As such, risk management shouldn’t be thought of as a burden but as a differentiator—another chance to prove your company’s worth relative to the competition.
Inside what I call globalization’s Functioning Core (old West, new East, rising pillars of the South), we’ve moved from classic defense to comprehensive security. Inside my Non-Integrated Gap, defense still trumps security. So we’re talking two rule-set domains—high and stable versus low and unstable. But the third domain is crucial. In political-military terms it’s the question, Under what conditions can/should Core great powers intervene inside the Gap?
The same is essentially true for companies: mature firms in the high-trust Old Core (i.e., North America, Europe, Industrialized Asia) have undergone deep integration with a lower-trust New Core (BRIC-plus), which in turn, because of its skyrocketing resource requirements, is undergoing greatly heightened integration with the low-to-no-trust Gap regions, like China and India going into Africa big time. The New Core’s extension of nets into Gap regions means that our connecting networks with rising powers like China and India makes us—by extension—far more vulnerable to bad things coming out of the Gap (i.e., anything capable of creating business discontinuity). So there’s no question that risk management has gotten a lot more complex—as in, beyond creating redundancy and calling it a day.

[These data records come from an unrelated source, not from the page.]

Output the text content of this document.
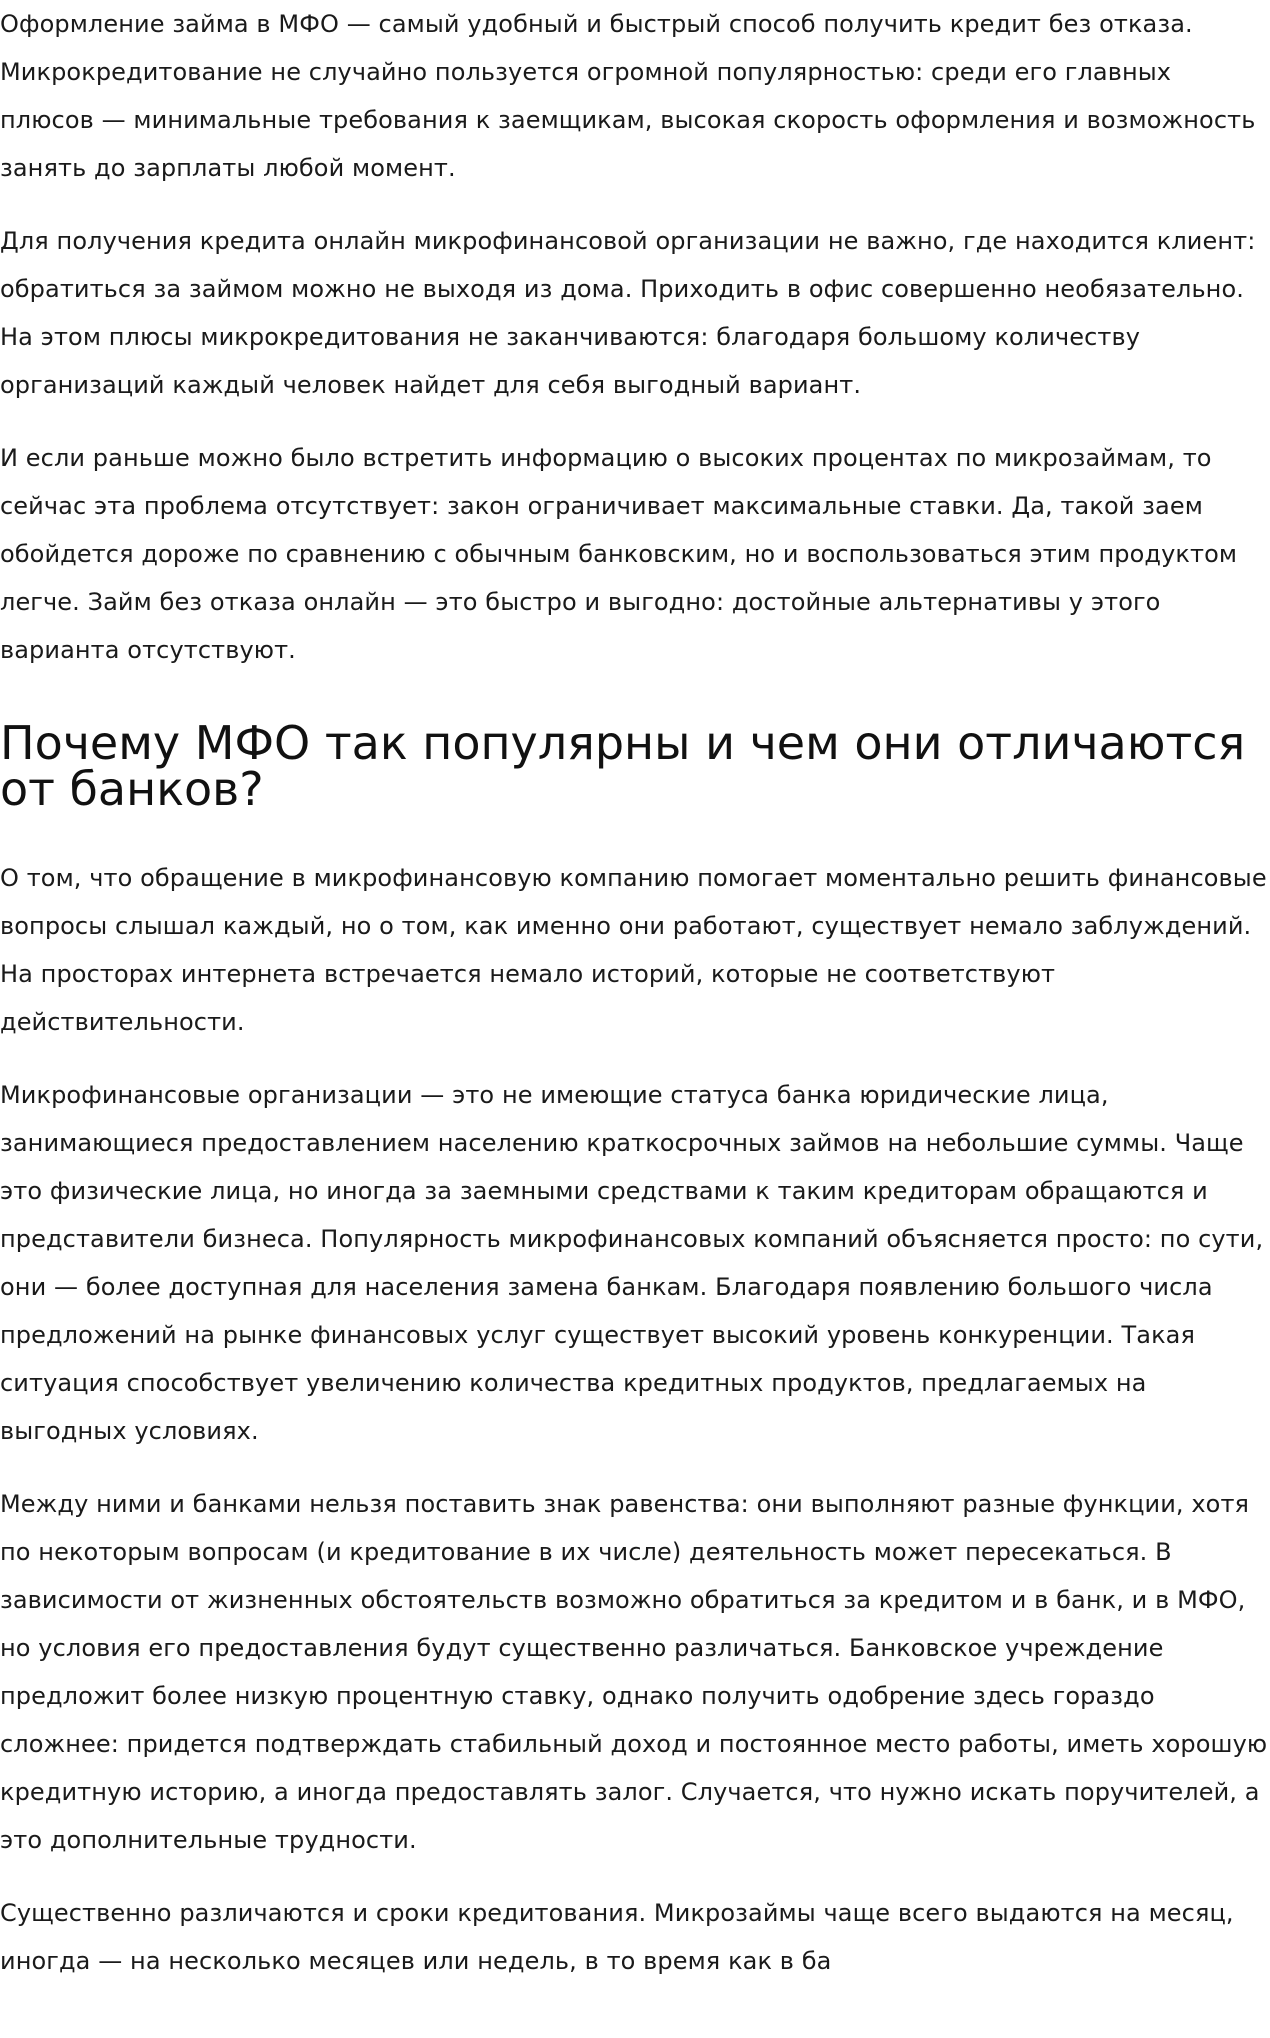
Оформление займа в МФО — самый удобный и быстрый способ получить кредит без отказа. Микрокредитование не случайно пользуется огромной популярностью: среди его главных плюсов — минимальные требования к заемщикам, высокая скорость оформления и возможность занять до зарплаты любой момент.

Для получения кредита онлайн микрофинансовой организации не важно, где находится клиент: обратиться за займом можно не выходя из дома. Приходить в офис совершенно необязательно. На этом плюсы микрокредитования не заканчиваются: благодаря большому количеству организаций каждый человек найдет для себя выгодный вариант.

И если раньше можно было встретить информацию о высоких процентах по микрозаймам, то сейчас эта проблема отсутствует: закон ограничивает максимальные ставки. Да, такой заем обойдется дороже по сравнению с обычным банковским, но и воспользоваться этим продуктом легче. Займ без отказа онлайн — это быстро и выгодно: достойные альтернативы у этого варианта отсутствуют.

Почему МФО так популярны и чем они отличаются от банков?

О том, что обращение в микрофинансовую компанию помогает моментально решить финансовые вопросы слышал каждый, но о том, как именно они работают, существует немало заблуждений. На просторах интернета встречается немало историй, которые не соответствуют действительности.

Микрофинансовые организации — это не имеющие статуса банка юридические лица, занимающиеся предоставлением населению краткосрочных займов на небольшие суммы. Чаще это физические лица, но иногда за заемными средствами к таким кредиторам обращаются и представители бизнеса. Популярность микрофинансовых компаний объясняется просто: по сути, они — более доступная для населения замена банкам. Благодаря появлению большого числа предложений на рынке финансовых услуг существует высокий уровень конкуренции. Такая ситуация способствует увеличению количества кредитных продуктов, предлагаемых на выгодных условиях.

Между ними и банками нельзя поставить знак равенства: они выполняют разные функции, хотя по некоторым вопросам (и кредитование в их числе) деятельность может пересекаться. В зависимости от жизненных обстоятельств возможно обратиться за кредитом и в банк, и в МФО, но условия его предоставления будут существенно различаться. Банковское учреждение предложит более низкую процентную ставку, однако получить одобрение здесь гораздо сложнее: придется подтверждать стабильный доход и постоянное место работы, иметь хорошую кредитную историю, а иногда предоставлять залог. Случается, что нужно искать поручителей, а это дополнительные трудности.

Существенно различаются и сроки кредитования. Микрозаймы чаще всего выдаются на месяц, иногда — на несколько месяцев или недель, в то время как в ба
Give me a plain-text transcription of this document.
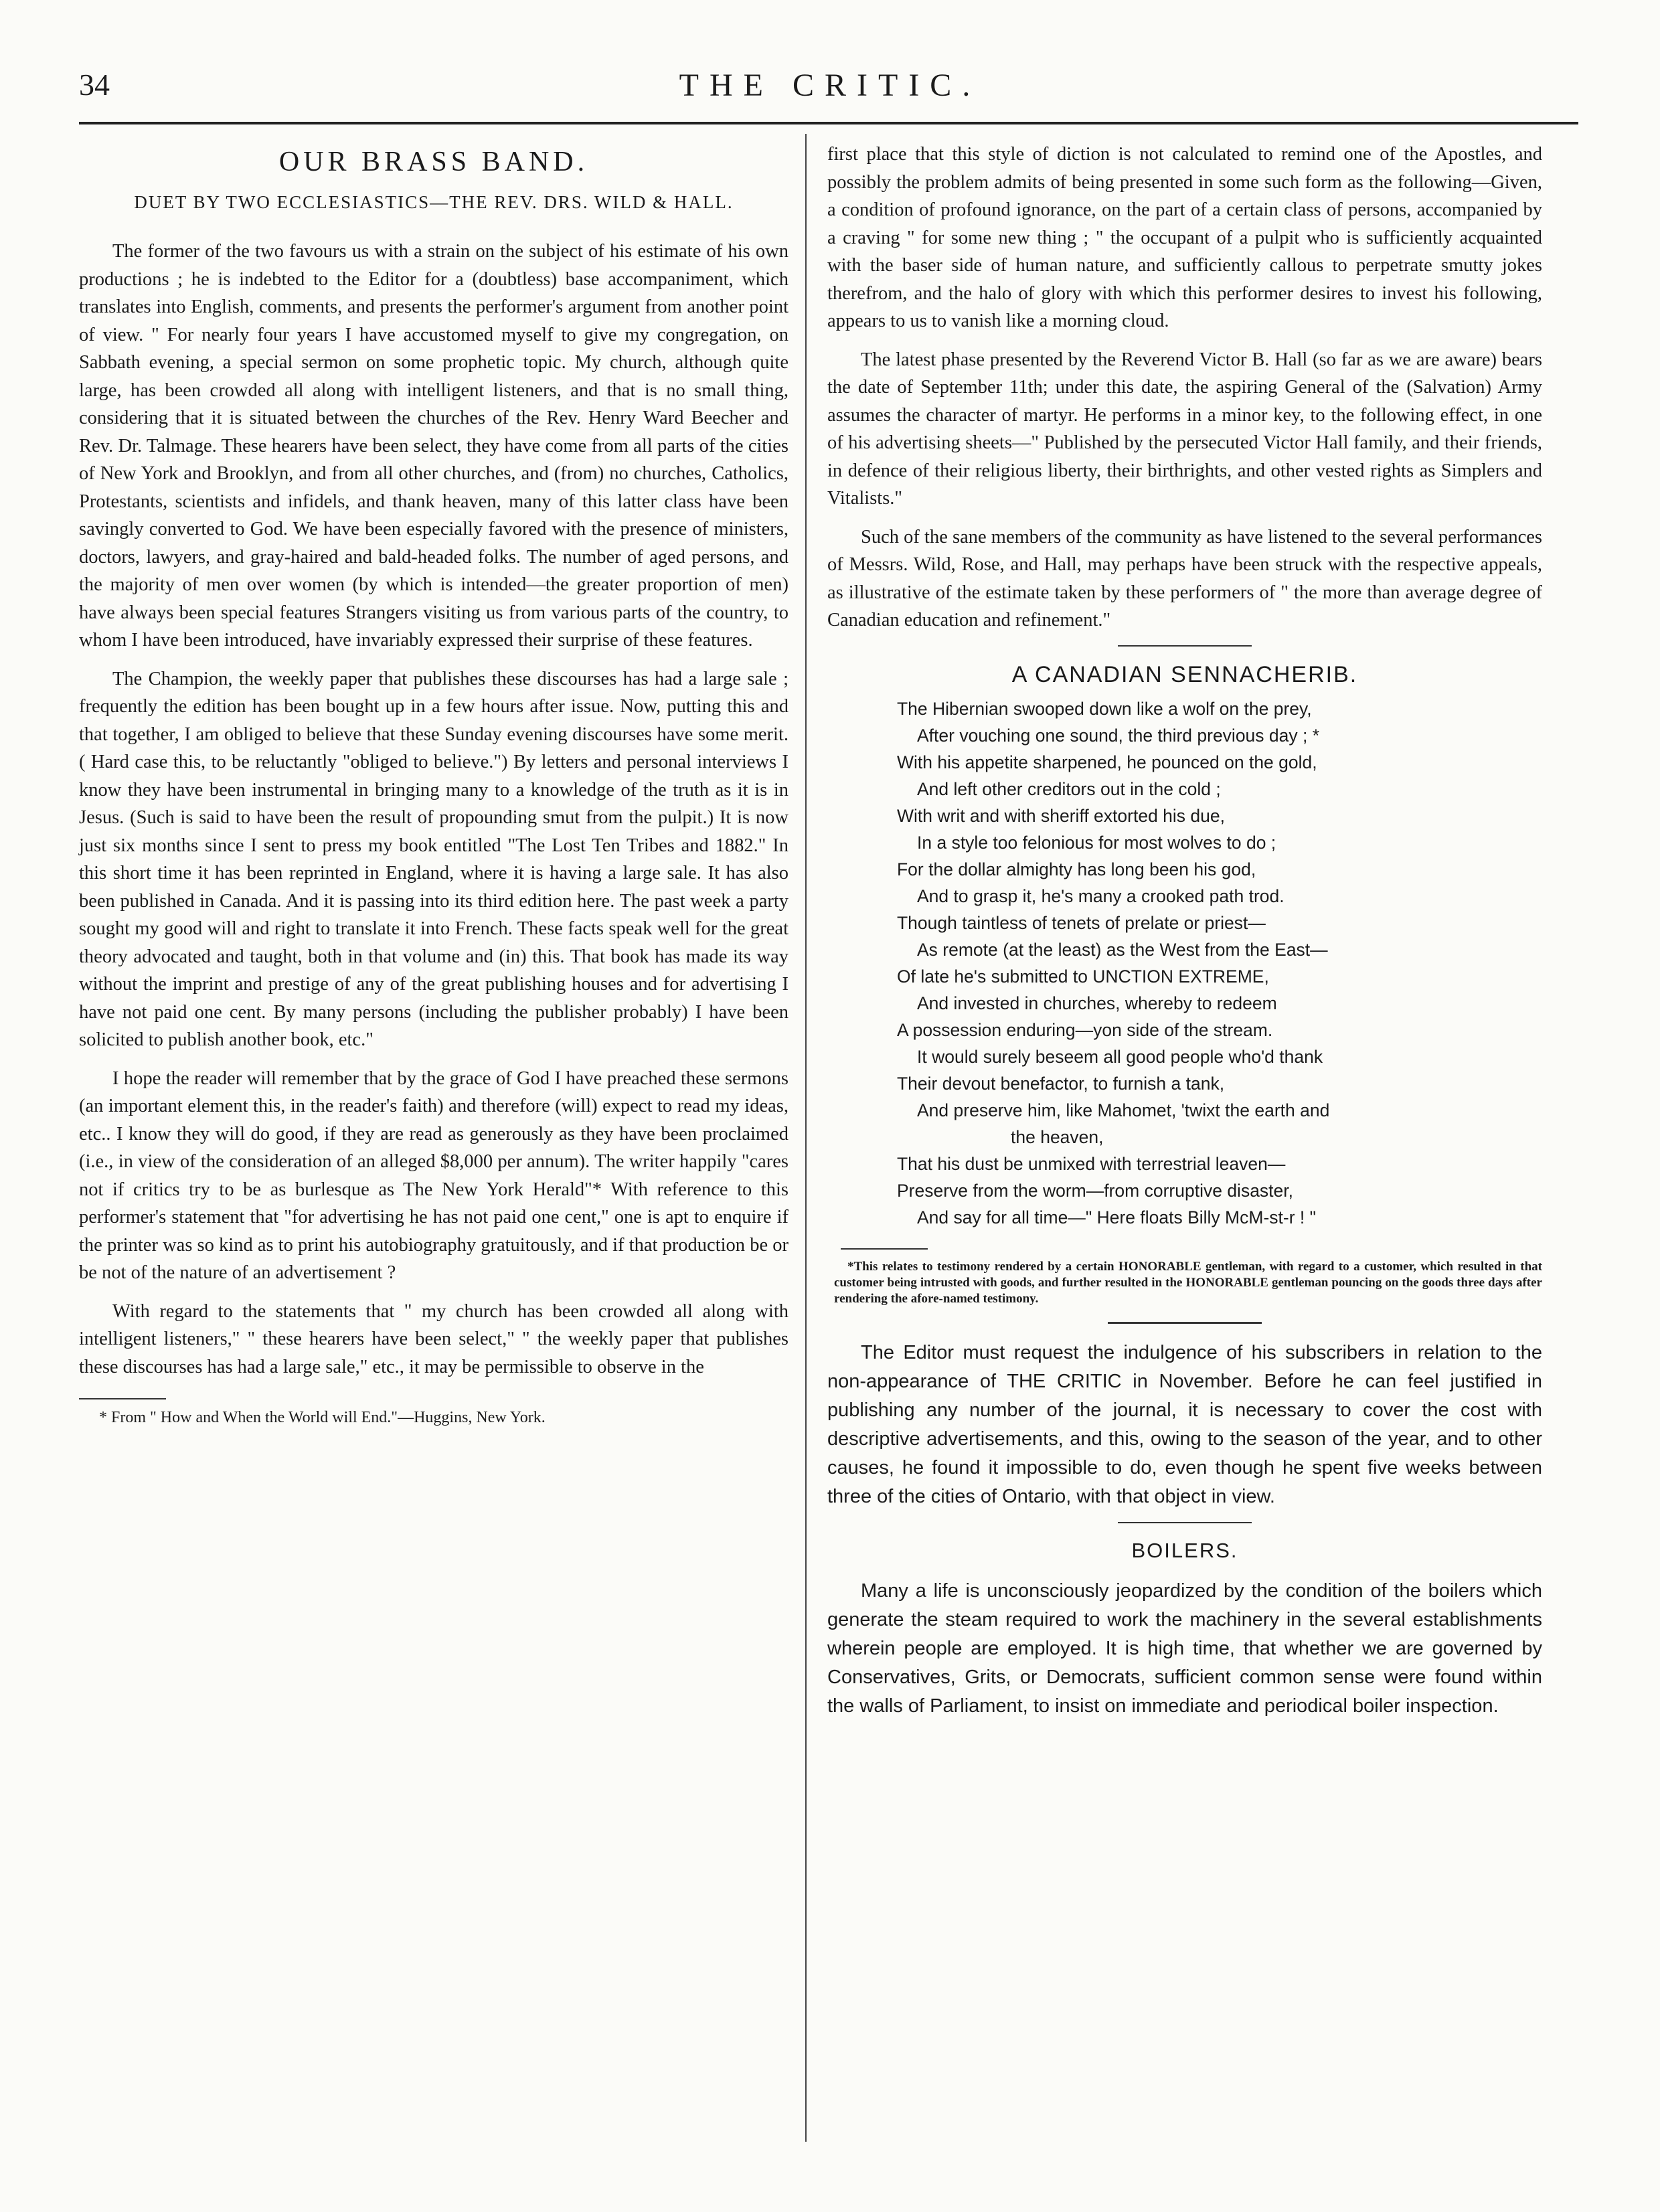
34	THE CRITIC.

OUR BRASS BAND.

DUET BY TWO ECCLESIASTICS—THE REV. DRS. WILD & HALL.

The former of the two favours us with a strain on the subject of his estimate of his own productions ; he is indebted to the Editor for a (doubtless) base accompaniment, which translates into English, comments, and presents the performer's argument from another point of view. " For nearly four years I have accustomed myself to give my congregation, on Sabbath evening, a special sermon on some prophetic topic. My church, although quite large, has been crowded all along with intelligent listeners, and that is no small thing, considering that it is situated between the churches of the Rev. Henry Ward Beecher and Rev. Dr. Talmage. These hearers have been select, they have come from all parts of the cities of New York and Brooklyn, and from all other churches, and (from) no churches, Catholics, Protestants, scientists and infidels, and thank heaven, many of this latter class have been savingly converted to God. We have been especially favored with the presence of ministers, doctors, lawyers, and gray-haired and bald-headed folks. The number of aged persons, and the majority of men over women (by which is intended—the greater proportion of men) have always been special features Strangers visiting us from various parts of the country, to whom I have been introduced, have invariably expressed their surprise of these features.

The Champion, the weekly paper that publishes these discourses has had a large sale ; frequently the edition has been bought up in a few hours after issue. Now, putting this and that together, I am obliged to believe that these Sunday evening discourses have some merit. ( Hard case this, to be reluctantly "obliged to believe.") By letters and personal interviews I know they have been instrumental in bringing many to a knowledge of the truth as it is in Jesus. (Such is said to have been the result of propounding smut from the pulpit.) It is now just six months since I sent to press my book entitled "The Lost Ten Tribes and 1882." In this short time it has been reprinted in England, where it is having a large sale. It has also been published in Canada. And it is passing into its third edition here. The past week a party sought my good will and right to translate it into French. These facts speak well for the great theory advocated and taught, both in that volume and (in) this. That book has made its way without the imprint and prestige of any of the great publishing houses and for advertising I have not paid one cent. By many persons (including the publisher probably) I have been solicited to publish another book, etc."

I hope the reader will remember that by the grace of God I have preached these sermons (an important element this, in the reader's faith) and therefore (will) expect to read my ideas, etc.. I know they will do good, if they are read as generously as they have been proclaimed (i.e., in view of the consideration of an alleged $8,000 per annum). The writer happily "cares not if critics try to be as burlesque as The New York Herald"* With reference to this performer's statement that "for advertising he has not paid one cent," one is apt to enquire if the printer was so kind as to print his autobiography gratuitously, and if that production be or be not of the nature of an advertisement ?

With regard to the statements that " my church has been crowded all along with intelligent listeners," " these hearers have been select," " the weekly paper that publishes these discourses has had a large sale," etc., it may be permissible to observe in the

* From " How and When the World will End."—Huggins, New York.

first place that this style of diction is not calculated to remind one of the Apostles, and possibly the problem admits of being presented in some such form as the following—Given, a condition of profound ignorance, on the part of a certain class of persons, accompanied by a craving " for some new thing ; " the occupant of a pulpit who is sufficiently acquainted with the baser side of human nature, and sufficiently callous to perpetrate smutty jokes therefrom, and the halo of glory with which this performer desires to invest his following, appears to us to vanish like a morning cloud.

The latest phase presented by the Reverend Victor B. Hall (so far as we are aware) bears the date of September 11th; under this date, the aspiring General of the (Salvation) Army assumes the character of martyr. He performs in a minor key, to the following effect, in one of his advertising sheets—" Published by the persecuted Victor Hall family, and their friends, in defence of their religious liberty, their birthrights, and other vested rights as Simplers and Vitalists."

Such of the sane members of the community as have listened to the several performances of Messrs. Wild, Rose, and Hall, may perhaps have been struck with the respective appeals, as illustrative of the estimate taken by these performers of " the more than average degree of Canadian education and refinement."

A CANADIAN SENNACHERIB.

The Hibernian swooped down like a wolf on the prey,
After vouching one sound, the third previous day ; *
With his appetite sharpened, he pounced on the gold,
And left other creditors out in the cold ;
With writ and with sheriff extorted his due,
In a style too felonious for most wolves to do ;
For the dollar almighty has long been his god,
And to grasp it, he's many a crooked path trod.
Though taintless of tenets of prelate or priest—
As remote (at the least) as the West from the East—
Of late he's submitted to UNCTION EXTREME,
And invested in churches, whereby to redeem
A possession enduring—yon side of the stream.
It would surely beseem all good people who'd thank
Their devout benefactor, to furnish a tank,
And preserve him, like Mahomet, 'twixt the earth and
the heaven,
That his dust be unmixed with terrestrial leaven—
Preserve from the worm—from corruptive disaster,
And say for all time—" Here floats Billy McM-st-r ! "

*This relates to testimony rendered by a certain HONORABLE gentleman, with regard to a customer, which resulted in that customer being intrusted with goods, and further resulted in the HONORABLE gentleman pouncing on the goods three days after rendering the afore-named testimony.

The Editor must request the indulgence of his subscribers in relation to the non-appearance of THE CRITIC in November. Before he can feel justified in publishing any number of the journal, it is necessary to cover the cost with descriptive advertisements, and this, owing to the season of the year, and to other causes, he found it impossible to do, even though he spent five weeks between three of the cities of Ontario, with that object in view.

BOILERS.

Many a life is unconsciously jeopardized by the condition of the boilers which generate the steam required to work the machinery in the several establishments wherein people are employed. It is high time, that whether we are governed by Conservatives, Grits, or Democrats, sufficient common sense were found within the walls of Parliament, to insist on immediate and periodical boiler inspection.
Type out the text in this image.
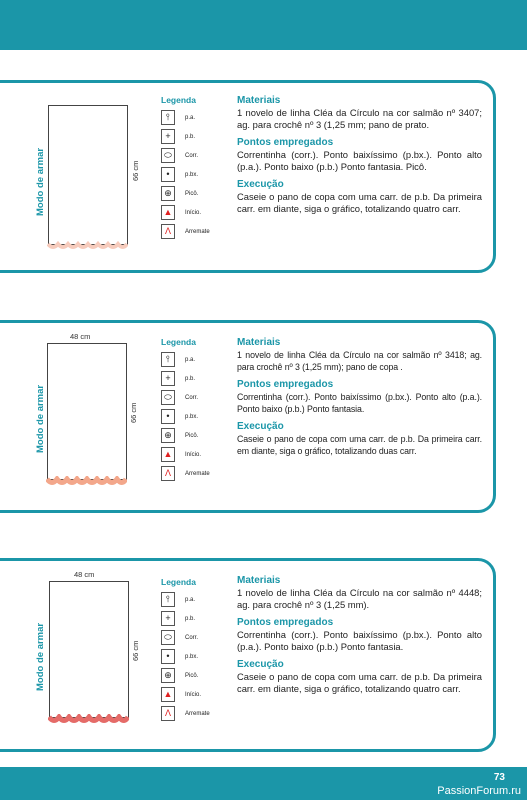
Modo de armar	66 cm
Legenda
⫯	p.a.
+	p.b.
⬭	Corr.
•	p.bx.
⊕	Picô.
▲	Início.
Ʌ	Arremate

Materiais

1 novelo de linha Cléa da Círculo na cor salmão nº 3407; ag. para crochê nº 3 (1,25 mm; pano de prato.

Pontos empregados

Correntinha (corr.). Ponto baixíssimo (p.bx.). Ponto alto (p.a.). Ponto baixo (p.b.) Ponto fantasia. Picô.

Execução

Caseie o pano de copa com uma carr. de p.b. Da primeira carr. em diante, siga o gráfico, totalizando quatro carr.

48 cm
Modo de armar	66 cm
Legenda
⫯	p.a.
+	p.b.
⬭	Corr.
•	p.bx.
⊕	Picô.
▲	Início.
Ʌ	Arremate

Materiais

1 novelo de linha Cléa da Círculo na cor salmão nº 3418; ag. para crochê nº 3 (1,25 mm); pano de copa .

Pontos empregados

Correntinha (corr.). Ponto baixíssimo (p.bx.). Ponto alto (p.a.). Ponto baixo (p.b.) Ponto fantasia.

Execução

Caseie o pano de copa com uma carr. de p.b. Da primeira carr. em diante, siga o gráfico, totalizando duas carr.

48 cm
Modo de armar	66 cm
Legenda
⫯	p.a.
+	p.b.
⬭	Corr.
•	p.bx.
⊕	Picô.
▲	Início.
Ʌ	Arremate

Materiais

1 novelo de linha Cléa da Círculo na cor salmão nº 4448; ag. para crochê nº 3 (1,25 mm).

Pontos empregados

Correntinha (corr.). Ponto baixíssimo (p.bx.). Ponto alto (p.a.). Ponto baixo (p.b.) Ponto fantasia.

Execução

Caseie o pano de copa com uma carr. de p.b. Da primeira carr. em diante, siga o gráfico, totalizando quatro carr.

73
PassionForum.ru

Companies need to know their critical assets throughout their systems of supply and production and sales, and be able to re-render those relationships at a moment’s notice, because your client loss this morning is somebody else’s market opportunity that afternoon. You see that on obvious ones like tainted products: all of a sudden South Korea is shut down with regard to U.S. beef and maybe you never reclaim that market space as a result.
Interesting to compare with infosec Old Core equals back office enterprise, mainframe and such, Gap equals Internet wild, wild west, and New Core equals large businesses who primarily do business on the web. Different security and integration rules for each environment and when these environments intersect.